Fast forward to the present day, India is the lodestar in the global geopolitical landscape; it is the fifth largest economy in the world, an IT superpower, the first country to land its spacecraft on the south side of the moon, it is also the world’s fastest-growing economy among the G20 countries.

Therefore, at such a moment in history, it is necessary to highlight the concepts of mental colonisation & decolonisation.

Mental colonisation

Colonisation is the process of subjugating the indigenous sources of knowledge, institutions and cultures. In the case of European-cum-British colonisation, it involved undermining and destroying Indic sources of knowledge, ideas and institutions and replacing them with European ones.

Colonisation operates surreptitiously, it enslaves the mind of other people where the white man conquers another country and deliberately sends the message to the neurological system of the brain through overt and covert actions to show the people classified as the ‘other’ that what they called ‘civilisation’ was but an illusion, says Steven Pinker

The process is a psychological phenomenon that was explained brilliantly by Steven Pinker in his book The Blank Slate-The Modern Denial of Human Nature. Dr Pinker argues that colonisation operates surreptitiously, it enslaves the mind of other peoples where the white man conquers another country and deliberately sends the message to the neurological system of the brain through overt and covert actions to show the people classified as the ‘other’ that what they called ‘civilisation’ was but an illusion.

Mental colonisation involves various facets – it begins with an individual becoming sceptical of one’s own indigenous history, science, philosophy etc. The next thing that happens is the acceptance of the colonial narrative that the colonisation is for their own benefit and that white man has come to liberate them. The last stage involves totally supplanting the native psyche and replacing it with the colonial psyche. This was evident from the assertion by Thomas Babington Macaulay that the civil service would be the bulwark of British rule in India against rising Indian nationalism.

Decolonisation

It is the process of removing the remnants of colonisation from the indigenous psyche. This has been brilliantly captured in advocate J Sai Deepak’s book India, That is Bharat-Coloniality, Civilization and Constitution. Decolonisation has a number of processes – removing the belief from the native mind that the foreign civilisation, in India’s case, the British civilisation is infallible.
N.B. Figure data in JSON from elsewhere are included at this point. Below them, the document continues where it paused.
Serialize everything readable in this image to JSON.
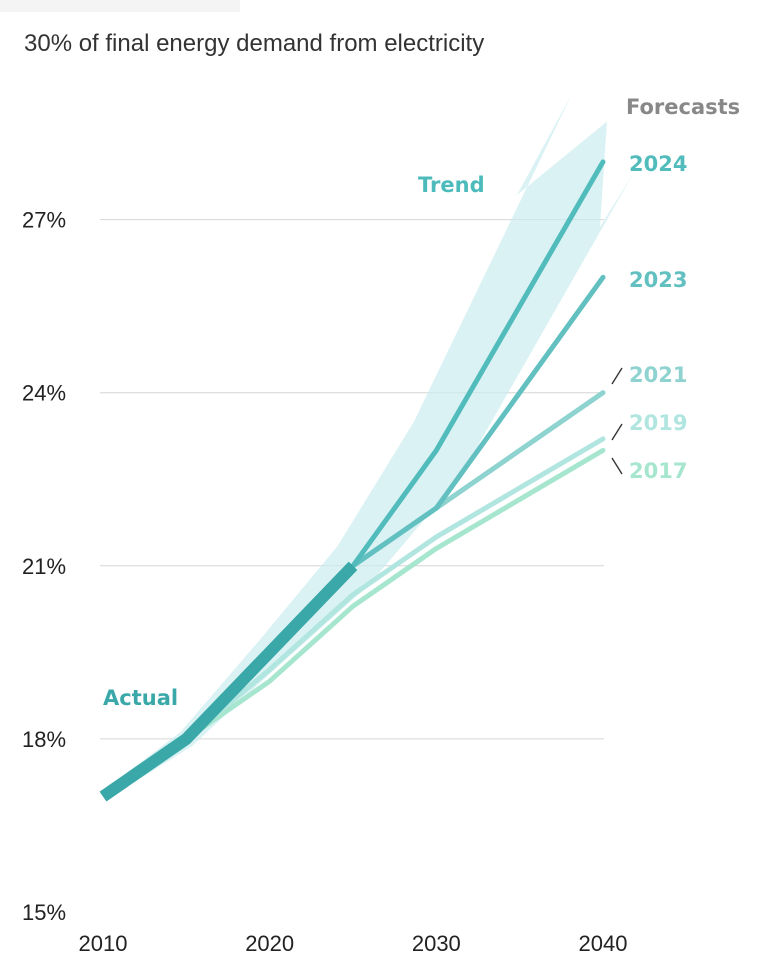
{
  "chart_data": {
    "type": "line",
    "title": "30% of final energy demand from electricity",
    "xlabel": "",
    "ylabel": "",
    "xlim": [
      2010,
      2040
    ],
    "ylim": [
      15,
      30
    ],
    "x_ticks": [
      "2010",
      "2020",
      "2030",
      "2040"
    ],
    "y_ticks": [
      "15%",
      "18%",
      "21%",
      "24%",
      "27%"
    ],
    "y_tick_values": [
      15,
      18,
      21,
      24,
      27
    ],
    "x_tick_values": [
      2010,
      2020,
      2030,
      2040
    ],
    "grid": true,
    "annotations": {
      "forecasts_heading": "Forecasts",
      "actual": "Actual",
      "trend": "Trend"
    },
    "actual": {
      "name": "Actual",
      "x": [
        2010,
        2015,
        2020,
        2025
      ],
      "y": [
        17.0,
        18.0,
        19.5,
        21.0
      ]
    },
    "series": [
      {
        "name": "2024",
        "color": "#52bcbc",
        "x": [
          2025,
          2030,
          2040
        ],
        "y": [
          21.0,
          23.0,
          28.0
        ]
      },
      {
        "name": "2023",
        "color": "#62c0c0",
        "x": [
          2025,
          2030,
          2040
        ],
        "y": [
          21.0,
          22.0,
          26.0
        ]
      },
      {
        "name": "2021",
        "color": "#8ed3d0",
        "x": [
          2025,
          2030,
          2040
        ],
        "y": [
          21.0,
          22.0,
          24.0
        ]
      },
      {
        "name": "2019",
        "color": "#b0e5e0",
        "x": [
          2015,
          2020,
          2025,
          2030,
          2040
        ],
        "y": [
          18.0,
          19.2,
          20.5,
          21.5,
          23.2
        ]
      },
      {
        "name": "2017",
        "color": "#a6e6cf",
        "x": [
          2015,
          2020,
          2025,
          2030,
          2040
        ],
        "y": [
          18.0,
          19.0,
          20.3,
          21.3,
          23.0
        ]
      }
    ],
    "trend_arrow": {
      "x": [
        2010,
        2015,
        2020,
        2025,
        2030,
        2040
      ],
      "y": [
        17.0,
        18.0,
        19.5,
        21.0,
        23.0,
        28.5
      ]
    }
  }
}
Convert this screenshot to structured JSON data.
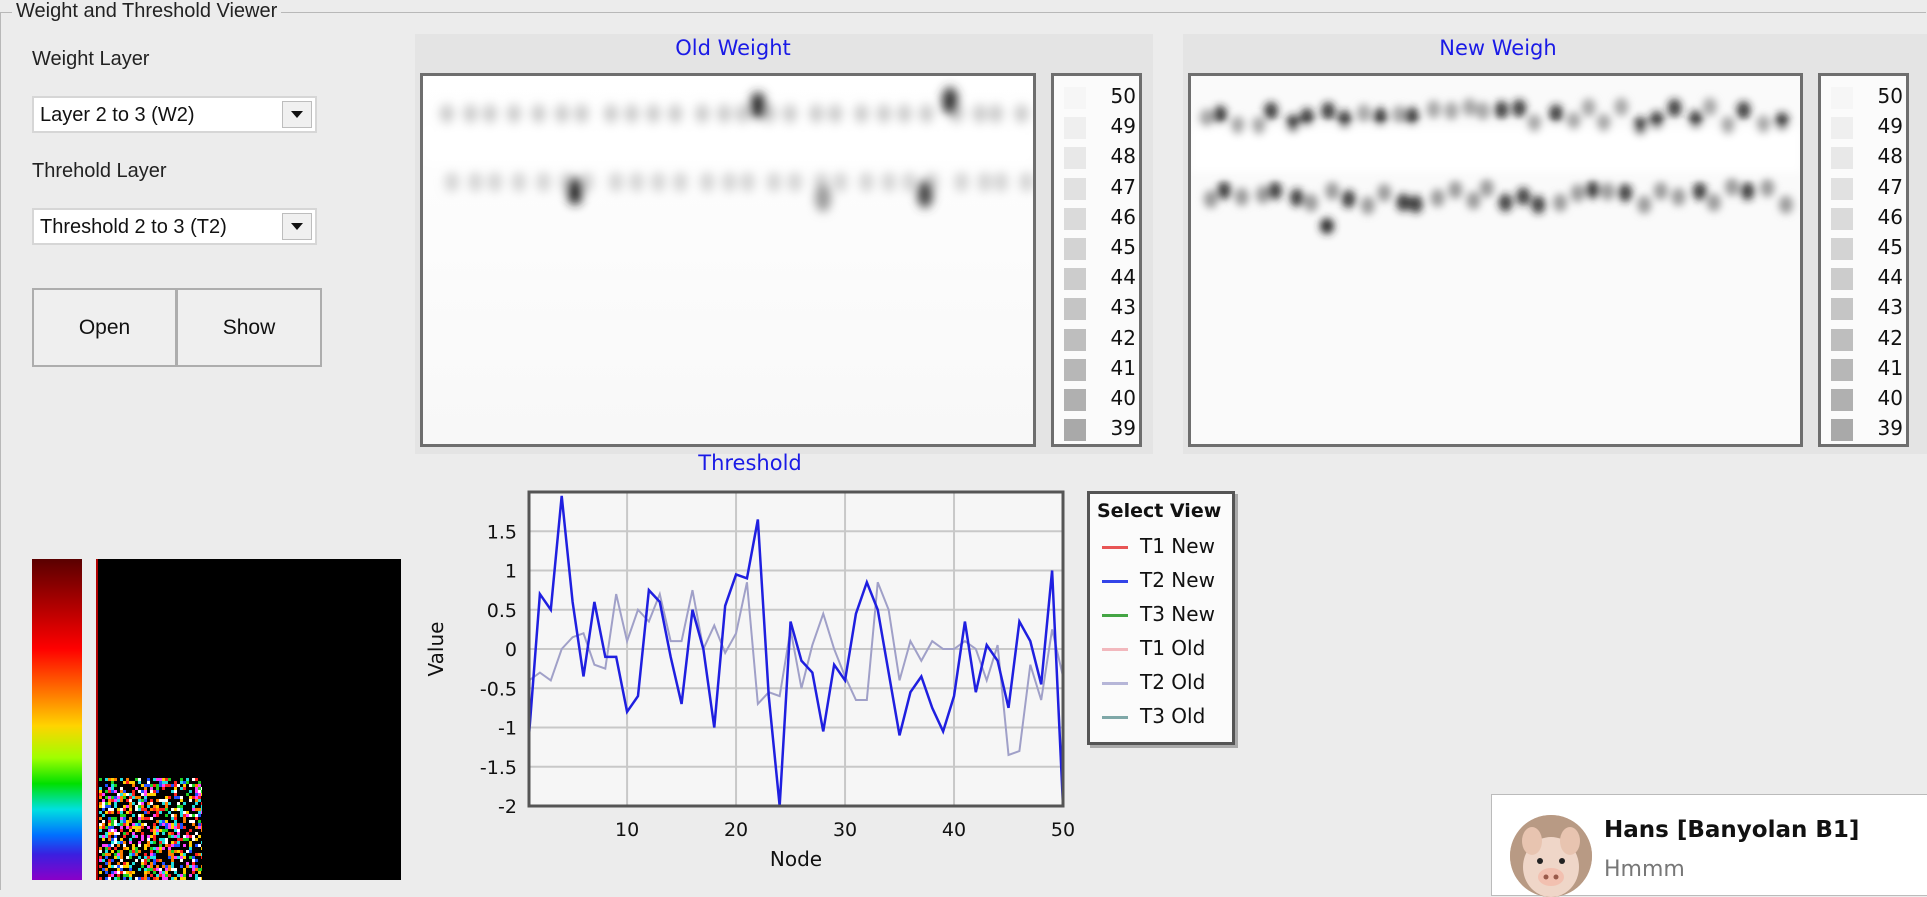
{
  "window": {
    "group_title": "Weight and Threshold Viewer"
  },
  "controls": {
    "weight_layer_label": "Weight Layer",
    "weight_layer_value": "Layer 2 to 3 (W2)",
    "threshold_layer_label": "Threhold Layer",
    "threshold_layer_value": "Threshold 2 to 3 (T2)",
    "open_label": "Open",
    "show_label": "Show"
  },
  "old_weight": {
    "title": "Old Weight"
  },
  "new_weight": {
    "title": "New Weigh"
  },
  "heat_legend": {
    "values": [
      "50",
      "49",
      "48",
      "47",
      "46",
      "45",
      "44",
      "43",
      "42",
      "41",
      "40",
      "39"
    ]
  },
  "chart_data": {
    "type": "line",
    "title": "Threshold",
    "xlabel": "Node",
    "ylabel": "Value",
    "xlim": [
      1,
      50
    ],
    "ylim": [
      -2,
      2
    ],
    "x_ticks": [
      "10",
      "20",
      "30",
      "40",
      "50"
    ],
    "y_ticks": [
      "1.5",
      "1",
      "0.5",
      "0",
      "-0.5",
      "-1",
      "-1.5",
      "-2"
    ],
    "grid": true,
    "x": [
      1,
      2,
      3,
      4,
      5,
      6,
      7,
      8,
      9,
      10,
      11,
      12,
      13,
      14,
      15,
      16,
      17,
      18,
      19,
      20,
      21,
      22,
      23,
      24,
      25,
      26,
      27,
      28,
      29,
      30,
      31,
      32,
      33,
      34,
      35,
      36,
      37,
      38,
      39,
      40,
      41,
      42,
      43,
      44,
      45,
      46,
      47,
      48,
      49,
      50
    ],
    "series": [
      {
        "name": "T2 New",
        "color": "#1f1fe0",
        "values": [
          -1.1,
          0.7,
          0.5,
          1.95,
          0.6,
          -0.35,
          0.6,
          -0.1,
          -0.1,
          -0.8,
          -0.6,
          0.75,
          0.6,
          -0.1,
          -0.7,
          0.5,
          0.0,
          -1.0,
          0.55,
          0.95,
          0.9,
          1.65,
          -0.6,
          -2.0,
          0.35,
          -0.15,
          -0.3,
          -1.05,
          -0.2,
          -0.4,
          0.45,
          0.85,
          0.5,
          -0.3,
          -1.1,
          -0.55,
          -0.35,
          -0.75,
          -1.05,
          -0.6,
          0.35,
          -0.55,
          0.05,
          -0.15,
          -0.75,
          0.35,
          0.1,
          -0.45,
          1.0,
          -2.0
        ]
      },
      {
        "name": "T2 Old",
        "color": "#a0a0c8",
        "values": [
          -0.4,
          -0.3,
          -0.4,
          0.0,
          0.15,
          0.2,
          -0.2,
          -0.25,
          0.7,
          0.1,
          0.5,
          0.35,
          0.7,
          0.1,
          0.1,
          0.75,
          0.0,
          0.3,
          -0.05,
          0.2,
          0.85,
          -0.7,
          -0.55,
          -0.6,
          0.25,
          -0.5,
          0.05,
          0.45,
          0.0,
          -0.35,
          -0.65,
          -0.65,
          0.85,
          0.5,
          -0.4,
          0.1,
          -0.15,
          0.1,
          0.0,
          0.0,
          0.1,
          0.0,
          -0.4,
          0.05,
          -1.35,
          -1.3,
          -0.2,
          -0.65,
          0.25,
          -0.35
        ]
      }
    ],
    "legend_title": "Select View",
    "legend": [
      {
        "name": "T1 New",
        "color": "#e85555"
      },
      {
        "name": "T2 New",
        "color": "#3344e8"
      },
      {
        "name": "T3 New",
        "color": "#44a544"
      },
      {
        "name": "T1 Old",
        "color": "#f2b8bd"
      },
      {
        "name": "T2 Old",
        "color": "#b6b6d8"
      },
      {
        "name": "T3 Old",
        "color": "#7fa8a8"
      }
    ]
  },
  "notification": {
    "name": "Hans [Banyolan B1]",
    "message": "Hmmm"
  }
}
Secondly, regaining the belief in the greatness of a country’s past achievements, history, philosophy and knowledge system, thirdly, undertaking an intellectual counterattack against the colonial narrative that deliberately berates one’s native culture, beliefs, ideas and institutions.

Decolonisation of the mind isn’t easy; it is a slow process with only incremental changes. As far as the Indian mind is concerned, the first step was the uprooting of British rule and establishing our country’s most important social contract – The Constitution of India

Decolonisation of the mind isn’t easy; it is a slow process with only incremental changes. As far as the Indian mind is concerned, the first step was the uprooting of British rule and establishing our country’s most important social contract – The Constitution of India.

Today, we are standing on the cusp of history.

India’s G20 presidency is a true reminder of the fact that the process of decolonisation has started and is gaining strong momentum. In that context, India’s correspondence with other countries where the Prime Minister and President are referred to as the heads of government and state, respectively, with the name of our country being Bharat is a sight to behold.

It is a moment of reckoning that India will no longer remain a mute spectator when it comes to her painful past, decolonisation is the need of the hour and shall continue till we haven’t fully decolonised our psyche and have elevated Bharat to the position of the global Vishwaguru who leads the world to spiritual greatness.